- Woodland Township Location within the state of Michigan
- Coordinates: 42°43′50″N 85°7′46″W﻿ / ﻿42.73056°N 85.12944°W
- Country: United States
- State: Michigan
- County: Barry

Area
- • Total: 35.9 sq mi (93.1 km^{2})
- • Land: 35.4 sq mi (91.6 km^{2})
- • Water: 0.58 sq mi (1.5 km^{2})
- Elevation: 869 ft (265 m)

Population (2020)
- • Total: 1,994
- • Density: 56.4/sq mi (21.8/km^{2})
- Time zone: UTC-5 (Eastern (EST))
- • Summer (DST): UTC-4 (EDT)
- ZIP code: 48897
- Area code: 269
- FIPS code: 26-88440
- GNIS feature ID: 1627289

= Woodland Township, Michigan =

Woodland Township is a civil township of Barry County in the U.S. state of Michigan. The population was 1,994 at the 2020 census. The village of Woodland is located within the township.

==Geography==
According to the United States Census Bureau, the township has a total area of 93.1 km2, of which 91.6 km2 is land and 1.5 km2, or 1.56%, is water.

==Demographics==
As of the census of 2000, there were 2,129 people, 808 households, and 596 families residing in the township. The population density was 60.1 PD/sqmi. There were 878 housing units at an average density of 24.8 /mi2. The racial makeup of the township was 97.56% White, 0.09% African American, 0.38% Native American, 0.33% Asian, 0.80% from other races, and 0.85% from two or more races. Hispanic or Latino of any race were 2.63% of the population.

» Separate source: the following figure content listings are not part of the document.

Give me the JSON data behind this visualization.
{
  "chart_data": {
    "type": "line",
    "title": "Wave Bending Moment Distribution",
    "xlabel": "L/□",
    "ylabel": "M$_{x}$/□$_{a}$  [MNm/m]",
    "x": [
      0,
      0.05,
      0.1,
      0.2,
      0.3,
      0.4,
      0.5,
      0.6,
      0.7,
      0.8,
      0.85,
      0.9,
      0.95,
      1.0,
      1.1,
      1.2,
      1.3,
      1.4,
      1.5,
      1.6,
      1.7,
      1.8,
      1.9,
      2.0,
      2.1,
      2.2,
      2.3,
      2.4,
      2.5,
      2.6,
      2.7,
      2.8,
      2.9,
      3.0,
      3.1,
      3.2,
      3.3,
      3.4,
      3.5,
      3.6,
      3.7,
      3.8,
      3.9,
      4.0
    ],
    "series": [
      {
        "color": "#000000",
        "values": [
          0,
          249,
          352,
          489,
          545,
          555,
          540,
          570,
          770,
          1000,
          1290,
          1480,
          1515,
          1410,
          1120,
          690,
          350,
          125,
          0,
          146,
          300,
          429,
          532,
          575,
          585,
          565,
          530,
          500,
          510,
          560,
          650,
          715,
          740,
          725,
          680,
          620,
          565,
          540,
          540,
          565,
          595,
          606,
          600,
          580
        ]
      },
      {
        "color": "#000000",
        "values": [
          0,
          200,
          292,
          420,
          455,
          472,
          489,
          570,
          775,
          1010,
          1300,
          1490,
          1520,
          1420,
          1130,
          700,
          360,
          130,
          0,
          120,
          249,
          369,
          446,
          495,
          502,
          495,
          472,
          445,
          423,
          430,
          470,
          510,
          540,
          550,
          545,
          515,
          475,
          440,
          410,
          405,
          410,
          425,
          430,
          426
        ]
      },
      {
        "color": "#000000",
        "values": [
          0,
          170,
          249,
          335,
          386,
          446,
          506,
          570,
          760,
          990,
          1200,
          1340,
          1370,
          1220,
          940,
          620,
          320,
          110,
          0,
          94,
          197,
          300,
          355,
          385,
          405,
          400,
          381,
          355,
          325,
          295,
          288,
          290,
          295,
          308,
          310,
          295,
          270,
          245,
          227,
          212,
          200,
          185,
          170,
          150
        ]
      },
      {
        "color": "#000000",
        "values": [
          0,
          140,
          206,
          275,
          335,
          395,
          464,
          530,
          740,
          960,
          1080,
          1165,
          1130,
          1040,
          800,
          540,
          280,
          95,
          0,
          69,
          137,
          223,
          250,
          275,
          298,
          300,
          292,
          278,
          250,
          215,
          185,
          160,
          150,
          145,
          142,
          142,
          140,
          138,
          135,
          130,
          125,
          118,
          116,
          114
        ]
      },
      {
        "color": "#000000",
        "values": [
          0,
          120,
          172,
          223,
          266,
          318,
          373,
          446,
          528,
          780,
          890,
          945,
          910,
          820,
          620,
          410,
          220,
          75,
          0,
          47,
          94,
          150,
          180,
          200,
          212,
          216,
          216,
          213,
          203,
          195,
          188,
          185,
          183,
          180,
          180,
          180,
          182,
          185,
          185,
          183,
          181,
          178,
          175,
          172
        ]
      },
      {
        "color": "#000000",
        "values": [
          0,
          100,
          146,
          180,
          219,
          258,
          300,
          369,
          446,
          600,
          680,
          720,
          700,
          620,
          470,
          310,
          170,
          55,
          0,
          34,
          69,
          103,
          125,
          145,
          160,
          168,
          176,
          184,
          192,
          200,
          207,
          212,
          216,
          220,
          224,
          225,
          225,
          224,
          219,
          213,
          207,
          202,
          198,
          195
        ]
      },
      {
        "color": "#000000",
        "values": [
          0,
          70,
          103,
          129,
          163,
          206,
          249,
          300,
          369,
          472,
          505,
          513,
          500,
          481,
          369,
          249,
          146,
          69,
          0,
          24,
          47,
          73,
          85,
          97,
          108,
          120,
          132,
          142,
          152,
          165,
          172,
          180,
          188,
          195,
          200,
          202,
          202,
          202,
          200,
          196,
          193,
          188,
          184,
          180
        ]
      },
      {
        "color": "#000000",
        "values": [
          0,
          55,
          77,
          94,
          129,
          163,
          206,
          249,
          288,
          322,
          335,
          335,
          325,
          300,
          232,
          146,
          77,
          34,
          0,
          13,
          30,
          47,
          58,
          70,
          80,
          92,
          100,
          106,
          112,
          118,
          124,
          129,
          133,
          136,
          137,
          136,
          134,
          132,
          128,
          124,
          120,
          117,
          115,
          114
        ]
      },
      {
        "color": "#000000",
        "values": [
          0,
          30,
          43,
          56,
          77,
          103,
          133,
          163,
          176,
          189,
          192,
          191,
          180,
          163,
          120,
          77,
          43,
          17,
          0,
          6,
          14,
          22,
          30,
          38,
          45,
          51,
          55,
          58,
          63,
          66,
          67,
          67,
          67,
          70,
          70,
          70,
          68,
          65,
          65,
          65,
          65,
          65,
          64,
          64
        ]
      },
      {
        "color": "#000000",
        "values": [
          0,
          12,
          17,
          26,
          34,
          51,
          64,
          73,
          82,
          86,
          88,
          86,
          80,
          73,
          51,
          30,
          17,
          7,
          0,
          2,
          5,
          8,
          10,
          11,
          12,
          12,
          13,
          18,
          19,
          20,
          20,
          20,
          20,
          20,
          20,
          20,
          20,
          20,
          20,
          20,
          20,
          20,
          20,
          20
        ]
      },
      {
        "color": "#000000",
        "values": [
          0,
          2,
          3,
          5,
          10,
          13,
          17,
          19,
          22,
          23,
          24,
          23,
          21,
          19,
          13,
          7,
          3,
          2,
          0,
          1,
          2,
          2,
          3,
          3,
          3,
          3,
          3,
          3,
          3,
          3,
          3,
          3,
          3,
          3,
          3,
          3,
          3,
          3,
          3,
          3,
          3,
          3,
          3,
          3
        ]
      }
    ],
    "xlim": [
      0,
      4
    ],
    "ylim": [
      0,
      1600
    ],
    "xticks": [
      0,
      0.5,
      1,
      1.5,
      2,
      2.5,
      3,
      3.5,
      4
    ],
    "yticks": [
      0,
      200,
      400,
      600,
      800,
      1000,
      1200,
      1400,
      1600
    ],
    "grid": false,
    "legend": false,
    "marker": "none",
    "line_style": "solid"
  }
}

There were 808 households, out of which 34.0% had children under the age of 18 living with them, 64.7% were married couples living together, 6.1% had a female householder with no husband present, and 26.2% were non-families. 21.9% of all households were made up of individuals, and 10.3% had someone living alone who was 65 years of age or older. The average household size was 2.63 and the average family size was 3.11.

In the township the population was spread out, with 27.4% under the age of 18, 7.2% from 18 to 24, 28.8% from 25 to 44, 24.2% from 45 to 64, and 12.3% who were 65 years of age or older. The median age was 37 years. For every 100 females, there were 105.3 males. For every 100 females age 18 and over, there were 105.7 males.

The median income for a household in the township was $38,920, and the median income for a family was $50,625. Males had a median income of $37,188 versus $23,750 for females. The per capita income for the township was $19,787. About 4.4% of families and 6.6% of the population were below the poverty line, including 5.7% of those under age 18 and 8.3% of those age 65 or over.